According to the latest data released by WorldACD Market Data, global air cargo volumes saw a slight decrease of 1% in the second week of August 2024 compared to the previous week, continuing a downward trend that has led to a 3% drop in overall volumes since early July. Despite this, average global freight rates held firm, stabilizing around $2.50 per kilogram.
The data, based on over 450,000 weekly transactions, indicates that despite the slight dip in global volumes, the worldwide average price increased by 1% in week 32 (August 5-11) compared to the previous week. This trend was primarily driven by rate increases in certain key regions, while others saw slight declines, such as Africa, where rates fell by 2%.
Looking at a broader period, the global spot rate average increased by 3% in the first week of August compared to early July, reaching $2.71 per kilogram. This represents a 22% increase compared to the same period last year. However, contract rates remained stable at $2.40 per kilogram. Overall, the combined average of spot and contract rates, at $2.50, marks a 46% increase compared to pre-Covid levels in August 2019.

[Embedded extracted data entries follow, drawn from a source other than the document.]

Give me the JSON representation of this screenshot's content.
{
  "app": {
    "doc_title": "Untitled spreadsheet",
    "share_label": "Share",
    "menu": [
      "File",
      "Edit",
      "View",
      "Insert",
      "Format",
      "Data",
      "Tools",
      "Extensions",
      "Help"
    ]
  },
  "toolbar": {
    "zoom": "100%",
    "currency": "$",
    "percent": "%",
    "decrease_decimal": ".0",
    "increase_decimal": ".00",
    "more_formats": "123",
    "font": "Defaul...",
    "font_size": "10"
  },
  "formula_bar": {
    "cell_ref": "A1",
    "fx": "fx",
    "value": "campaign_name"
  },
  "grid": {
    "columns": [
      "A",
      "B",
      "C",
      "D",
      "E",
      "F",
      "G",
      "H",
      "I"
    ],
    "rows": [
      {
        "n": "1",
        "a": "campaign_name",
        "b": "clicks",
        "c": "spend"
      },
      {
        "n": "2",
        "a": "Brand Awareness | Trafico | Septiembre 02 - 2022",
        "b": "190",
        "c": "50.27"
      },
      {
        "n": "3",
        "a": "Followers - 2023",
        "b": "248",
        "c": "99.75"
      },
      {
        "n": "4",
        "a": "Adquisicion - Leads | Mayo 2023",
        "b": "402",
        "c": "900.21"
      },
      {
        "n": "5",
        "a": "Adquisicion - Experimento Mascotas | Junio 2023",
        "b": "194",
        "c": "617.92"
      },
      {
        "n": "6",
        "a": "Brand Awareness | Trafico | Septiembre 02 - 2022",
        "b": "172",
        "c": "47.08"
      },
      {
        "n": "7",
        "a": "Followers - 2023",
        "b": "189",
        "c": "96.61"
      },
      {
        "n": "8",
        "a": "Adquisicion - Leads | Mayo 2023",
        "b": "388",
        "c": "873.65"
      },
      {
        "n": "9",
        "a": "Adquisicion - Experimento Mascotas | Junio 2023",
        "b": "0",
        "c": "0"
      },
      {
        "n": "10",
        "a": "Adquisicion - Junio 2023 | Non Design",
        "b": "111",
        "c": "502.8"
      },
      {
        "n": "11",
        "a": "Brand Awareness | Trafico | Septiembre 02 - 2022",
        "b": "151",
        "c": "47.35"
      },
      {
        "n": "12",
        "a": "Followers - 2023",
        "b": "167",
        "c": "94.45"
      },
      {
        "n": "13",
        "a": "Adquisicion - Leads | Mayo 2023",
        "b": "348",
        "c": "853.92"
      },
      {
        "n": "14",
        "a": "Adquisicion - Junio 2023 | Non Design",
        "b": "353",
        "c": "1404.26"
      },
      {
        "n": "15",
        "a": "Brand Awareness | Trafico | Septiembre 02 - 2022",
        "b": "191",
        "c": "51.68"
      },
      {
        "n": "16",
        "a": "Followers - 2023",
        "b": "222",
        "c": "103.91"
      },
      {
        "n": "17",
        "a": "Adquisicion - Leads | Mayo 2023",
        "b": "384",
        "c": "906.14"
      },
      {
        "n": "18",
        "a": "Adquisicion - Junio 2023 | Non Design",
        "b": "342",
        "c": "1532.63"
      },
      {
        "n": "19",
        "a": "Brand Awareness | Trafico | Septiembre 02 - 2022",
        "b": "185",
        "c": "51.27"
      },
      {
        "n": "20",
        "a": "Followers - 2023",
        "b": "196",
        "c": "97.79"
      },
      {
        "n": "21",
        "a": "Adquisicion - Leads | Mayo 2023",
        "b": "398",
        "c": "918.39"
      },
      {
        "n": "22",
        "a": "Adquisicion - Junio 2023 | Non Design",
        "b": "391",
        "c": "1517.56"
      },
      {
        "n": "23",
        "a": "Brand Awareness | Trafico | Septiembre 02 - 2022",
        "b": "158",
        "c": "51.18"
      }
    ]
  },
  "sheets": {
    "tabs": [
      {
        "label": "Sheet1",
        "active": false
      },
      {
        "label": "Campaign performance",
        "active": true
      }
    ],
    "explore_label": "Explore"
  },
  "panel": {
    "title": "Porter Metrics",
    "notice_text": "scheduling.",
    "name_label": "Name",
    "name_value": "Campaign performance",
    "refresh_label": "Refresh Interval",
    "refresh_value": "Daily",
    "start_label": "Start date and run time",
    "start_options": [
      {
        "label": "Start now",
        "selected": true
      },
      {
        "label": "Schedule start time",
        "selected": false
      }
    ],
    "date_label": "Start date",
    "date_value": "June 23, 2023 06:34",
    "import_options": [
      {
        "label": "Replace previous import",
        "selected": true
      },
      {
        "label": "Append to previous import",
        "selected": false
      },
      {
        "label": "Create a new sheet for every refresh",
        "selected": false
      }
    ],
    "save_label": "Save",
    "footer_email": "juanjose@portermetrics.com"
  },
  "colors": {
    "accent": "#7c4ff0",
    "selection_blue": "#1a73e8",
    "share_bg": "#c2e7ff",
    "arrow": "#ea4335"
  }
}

A more detailed analysis reveals that regional markets are significantly influencing global dynamics. Volumes from the Asia-Pacific and Middle East-South Asia (MESA) regions continued to drive growth, with year-on-year rate increases of 23% and 55%, respectively. However, in Europe, rates contracted by 11% compared to the same period in 2023.
Specifically, cargo traffic from China to the United States recorded a further 7% weekly decline during week 32, marking the fourth drop in five weeks. This decline has led to an overall reduction of 12% since early July. Similarly, traffic from Vietnam to Europe showed signs of weakness, with a 6% drop between weeks 31 and 32, marking the third consecutive weekly decline. Despite this, spot rates from Vietnam to Europe remained stable, standing nearly three times higher than the previous year's levels (+176% year-on-year, reaching $4.76 per kilogram).
Meanwhile, Bangladesh showed signs of recovery following the July unrest, although the volume increase slowed significantly: from +39% in week 31 to +4% in week 32. Spot rates, however, continued to rise at a strong pace, though at a slower rate than the previous week, with a 151% increase in week 32 compared to +169% in week 31.
The Asia-Pacific to USA sector remained crucial for the rise in global average rates since the end of June, with spot rates hovering slightly above $5.80 per kilogram over the past three weeks. Compared to week 32 last year, spot rates from Asia-Pacific to the US increased by 64%. However, volumes from China to Los Angeles continued to decline, with a 5% weekly drop in week 32, leading to the most significant year-on-year decrease (-21%) since volumes began to shrink six weeks ago. Spot rates on this route stabilized, although they recorded a 30% year-on-year increase.